L4 Sea Level Anomaly

m

l4_sst

analysed_sst

L4 Sea Surface Temperature (auto-converted to °C on load)

°C

l4_sss

sos

L4 Sea Surface Salinity

PSU

l4_wind

eastward_wind

L4 Eastward Wind

m/s

l3_sst

adjusted_sea_surface_temperature

L3 SST

K

l3_sss_smos_asc

Sea_Surface_Salinity

L3 SMOS SSS (ascending pass)

PSU

l3_sss_smos_desc

Sea_Surface_Salinity

L3 SMOS SSS (descending pass)

PSU

l3_ssh

sla_filtered

L3 along-track SSH

m

l3_swot

ssha_filtered

SWOT SSH anomaly

m

argo

TEMP

Argo float temperature profiles (point source)

°C

glorys_ssh

zos

GLORYS reanalysis SSH

m

glorys_sst

thetao

GLORYS reanalysis SST

°C

glorys_sss

so

GLORYS reanalysis Salinity

PSU

glorys_uo

uo

GLORYS reanalysis eastward current

m/s

glorys_vo

vo

GLORYS reanalysis northward current

m/s


Ocean Regions#

The global ocean is divided into 8 equal 90°×90° tiles.
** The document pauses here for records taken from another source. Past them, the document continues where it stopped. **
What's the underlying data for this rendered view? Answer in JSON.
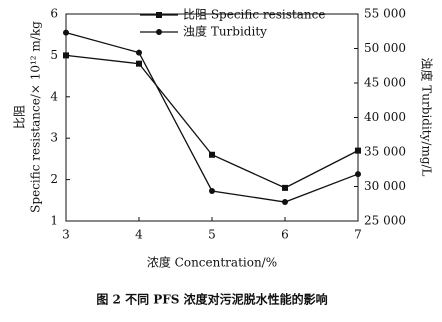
{
  "chart_data": {
    "type": "line",
    "ylabel": [
      "比阻",
      "Specific resistance/× 10¹² m/kg"
    ],
    "y2label": "浊度 Turbidity/mg/L",
    "xlabel": "浓度 Concentration/%",
    "caption": "图 2   不同 PFS 浓度对污泥脱水性能的影响",
    "x": [
      3,
      4,
      5,
      6,
      7
    ],
    "xlim": [
      3,
      7
    ],
    "xticks": [
      3,
      4,
      5,
      6,
      7
    ],
    "ylim": [
      1,
      6
    ],
    "yticks": [
      1,
      2,
      3,
      4,
      5,
      6
    ],
    "y2lim": [
      25000,
      55000
    ],
    "y2ticks": [
      {
        "value": 25000,
        "label": "25 000"
      },
      {
        "value": 30000,
        "label": "30 000"
      },
      {
        "value": 35000,
        "label": "35 000"
      },
      {
        "value": 40000,
        "label": "40 000"
      },
      {
        "value": 45000,
        "label": "45 000"
      },
      {
        "value": 50000,
        "label": "50 000"
      },
      {
        "value": 55000,
        "label": "55 000"
      }
    ],
    "series": [
      {
        "name": "比阻 Specific resistance",
        "color": "#111111",
        "marker": "square",
        "values": [
          5.0,
          4.8,
          2.6,
          1.8,
          2.7
        ]
      },
      {
        "name": "浊度 Turbidity",
        "color": "#111111",
        "marker": "circle",
        "axis": "y2",
        "values": [
          52300,
          49400,
          29350,
          27750,
          31800
        ]
      }
    ]
  }
}
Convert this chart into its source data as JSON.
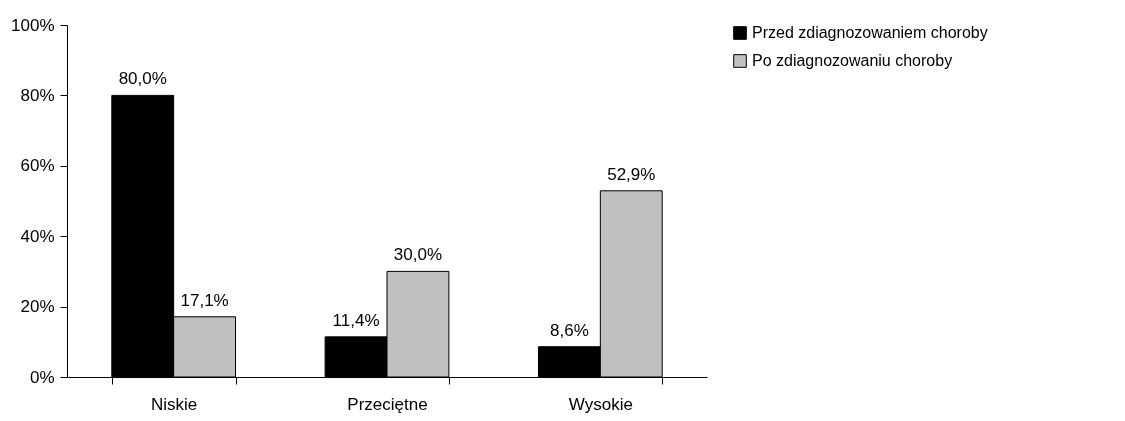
{
  "chart_data": {
    "type": "bar",
    "categories": [
      "Niskie",
      "Przeciętne",
      "Wysokie"
    ],
    "series": [
      {
        "name": "Przed zdiagnozowaniem choroby",
        "color": "#000000",
        "values": [
          80.0,
          11.4,
          8.6
        ],
        "value_labels": [
          "80,0%",
          "11,4%",
          "8,6%"
        ]
      },
      {
        "name": "Po zdiagnozowaniu choroby",
        "color": "#c0c0c0",
        "values": [
          17.1,
          30.0,
          52.9
        ],
        "value_labels": [
          "17,1%",
          "30,0%",
          "52,9%"
        ]
      }
    ],
    "ylim": [
      0,
      100
    ],
    "yticks": [
      {
        "value": 0,
        "label": "0%"
      },
      {
        "value": 20,
        "label": "20%"
      },
      {
        "value": 40,
        "label": "40%"
      },
      {
        "value": 60,
        "label": "60%"
      },
      {
        "value": 80,
        "label": "80%"
      },
      {
        "value": 100,
        "label": "100%"
      }
    ],
    "grid": false,
    "legend": "right"
  }
}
Each region corresponds to one directory in the dataset.

Region

Longitude

Latitude

SOUTH_PACIFIC_WEST

−180° to −90°

−90° to 0°

SOUTH_ATLANTIC

−90° to 0°

−90° to 0°

SOUTH_INDIAN

0° to 90°

−90° to 0°

SOUTH_PACIFIC_EAST

90° to 180°

−90° to 0°

NORTH_PACIFIC_WEST

−180° to −90°

0° to 90°

NORTH_ATLANTIC

−90° to 0°

0° to 90°

NORTH_INDIAN

0° to 90°

0° to 90°

NORTH_PACIFIC_EAST

90° to 180°

0° to 90°

Globalregion overview figure


Spatial and Temporal Indexing#

OceanTACO uses a fixed global indexing model designed for reproducible cross-source querying:

  • The ocean is partitioned into 8 fixed regional tiles.
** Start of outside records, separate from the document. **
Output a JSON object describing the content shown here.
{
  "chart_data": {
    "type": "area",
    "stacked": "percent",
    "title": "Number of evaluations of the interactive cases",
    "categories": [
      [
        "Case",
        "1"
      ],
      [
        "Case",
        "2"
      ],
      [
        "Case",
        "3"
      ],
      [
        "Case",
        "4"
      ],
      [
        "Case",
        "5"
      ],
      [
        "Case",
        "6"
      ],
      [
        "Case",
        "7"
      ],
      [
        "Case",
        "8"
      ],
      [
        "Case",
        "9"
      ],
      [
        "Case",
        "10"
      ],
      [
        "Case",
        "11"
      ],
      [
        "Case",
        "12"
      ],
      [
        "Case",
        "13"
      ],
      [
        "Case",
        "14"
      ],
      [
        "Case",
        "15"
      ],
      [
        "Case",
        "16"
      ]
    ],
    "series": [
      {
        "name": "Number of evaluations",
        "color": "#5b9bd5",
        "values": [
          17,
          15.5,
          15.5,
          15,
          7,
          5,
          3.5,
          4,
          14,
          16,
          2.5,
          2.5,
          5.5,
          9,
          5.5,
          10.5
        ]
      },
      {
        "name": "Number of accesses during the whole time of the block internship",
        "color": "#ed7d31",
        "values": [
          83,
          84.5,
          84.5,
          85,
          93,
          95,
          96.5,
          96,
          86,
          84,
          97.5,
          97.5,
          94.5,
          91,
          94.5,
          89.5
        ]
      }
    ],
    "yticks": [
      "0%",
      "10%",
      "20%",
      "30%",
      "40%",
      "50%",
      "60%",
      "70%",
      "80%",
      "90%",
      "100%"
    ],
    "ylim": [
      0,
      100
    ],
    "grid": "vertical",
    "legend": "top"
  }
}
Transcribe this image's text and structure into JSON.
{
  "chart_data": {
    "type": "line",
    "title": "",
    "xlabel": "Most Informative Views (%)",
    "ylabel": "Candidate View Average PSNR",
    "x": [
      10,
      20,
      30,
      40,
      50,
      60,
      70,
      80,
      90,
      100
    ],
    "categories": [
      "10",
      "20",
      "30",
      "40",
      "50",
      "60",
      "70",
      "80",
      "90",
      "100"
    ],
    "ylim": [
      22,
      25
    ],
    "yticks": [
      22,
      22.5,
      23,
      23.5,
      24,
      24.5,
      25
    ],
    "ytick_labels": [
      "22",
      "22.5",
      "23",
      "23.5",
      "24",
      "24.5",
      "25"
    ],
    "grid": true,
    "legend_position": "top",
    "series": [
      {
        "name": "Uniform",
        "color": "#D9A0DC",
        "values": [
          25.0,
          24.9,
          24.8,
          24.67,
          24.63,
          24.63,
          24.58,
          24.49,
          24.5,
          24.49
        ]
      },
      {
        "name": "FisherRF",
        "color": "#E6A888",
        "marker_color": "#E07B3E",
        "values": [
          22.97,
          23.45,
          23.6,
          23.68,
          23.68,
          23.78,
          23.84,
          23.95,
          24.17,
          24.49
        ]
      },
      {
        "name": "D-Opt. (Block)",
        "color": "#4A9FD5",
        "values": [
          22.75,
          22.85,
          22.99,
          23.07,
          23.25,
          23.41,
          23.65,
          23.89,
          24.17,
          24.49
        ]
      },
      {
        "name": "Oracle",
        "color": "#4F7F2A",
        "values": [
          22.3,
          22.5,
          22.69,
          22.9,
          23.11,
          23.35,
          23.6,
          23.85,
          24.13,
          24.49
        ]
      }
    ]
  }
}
  • Data are indexed daily.

  • Each sample is queryable by time window, region, data source, and variable token.

Because the internal sample layout is consistent across products and processing levels, the same data-access workflow can be reused across sensors and studies.


Data Format#

Local directory structure#

When downloaded locally, OceanTACO follows this layout:

DATA/
└── <YYYY_MM_DD>/
    └── <REGION_NAME>/
        ├── l4_ssh.nc
        ├── l4_sst.nc
        ├── l4_sss.nc
        ├── l3_ssh.nc
        ├── l3_swot.nc
        ├── glorys.nc
        └── ...

NetCDF encoding#

Files use HDF5/NetCDF4 with scaled int16 encoding and lossless zlib compression. The tile format is compatible with xarray and h5netcdf. Spatial coordinates follow a regular lat/lon grid; Argo profiles use an unstructured point dimension.


Processing Workflow and Known Limitations#

OceanTACO generation follows three high-level steps:

  1. Regional tiling of daily global products.

  2. Conservative binning/regridding of sparse L3 observations.

  3. Storage encoding with scaled int16 and lossless compression.

Important interpretation caveats:

  • Projection: data are stored in WGS84 (EPSG:4326), which is not area-preserving and introduces stronger distortion toward high latitudes.

  • L3 gridding behavior: binning preserves observed sampling patterns; additional gap-filling is not introduced at this stage.

  • Uncertainty interpretation: aggregated per-cell uncertainty primarily reflects within-track variability and may not fully capture between-track sampling differences.

  • Cross-level comparison: L4 and reanalysis fields include mapping/assimilation effects and should be interpreted accordingly when compared to L3 or in situ observations.


HuggingFace Access#

OceanTACO is hosted on HuggingFace and can be accessed without downloading the full dataset.

Stream via tacoreader#

from ocean_taco.dataset.retrieve import HF_DEFAULT_URL, load_hf_dataset, load_tile_nc

dataset_hf = load_hf_dataset(HF_DEFAULT_URL) # TACO df

# Load one named-region tile
ds = load_tile_nc(
    dataset_hf,
    date="2024-06-01",
    tile="NORTH_ATLANTIC",
    data_source="l4_sst",
    cache_dir="./cache",   # optional local cache
)

Load all tiles covering a bounding box#

from ocean_taco.dataset.retrieve import load_bbox_nc

ds = load_bbox_nc(
    dataset_hf,
    date="2024-06-01",
    bbox=(-80, -30, 25, 50),  # (lon_min, lon_max, lat_min, lat_max)
    data_source="l4_sst",
)

Download full snapshot (huggingface_hub)#

from huggingface_hub import snapshot_download

local_dir = snapshot_download(repo_id="nilsleh/OceanTACO", repo_type="dataset")

Licenses#

  • Code: Apache 2.0

  • Dataset: Creative Commons Attribution 4.0 International (CC BY 4.0)

See the OceanTACO Dataset Card for full license information, required attribution, acknowledgements, and citations.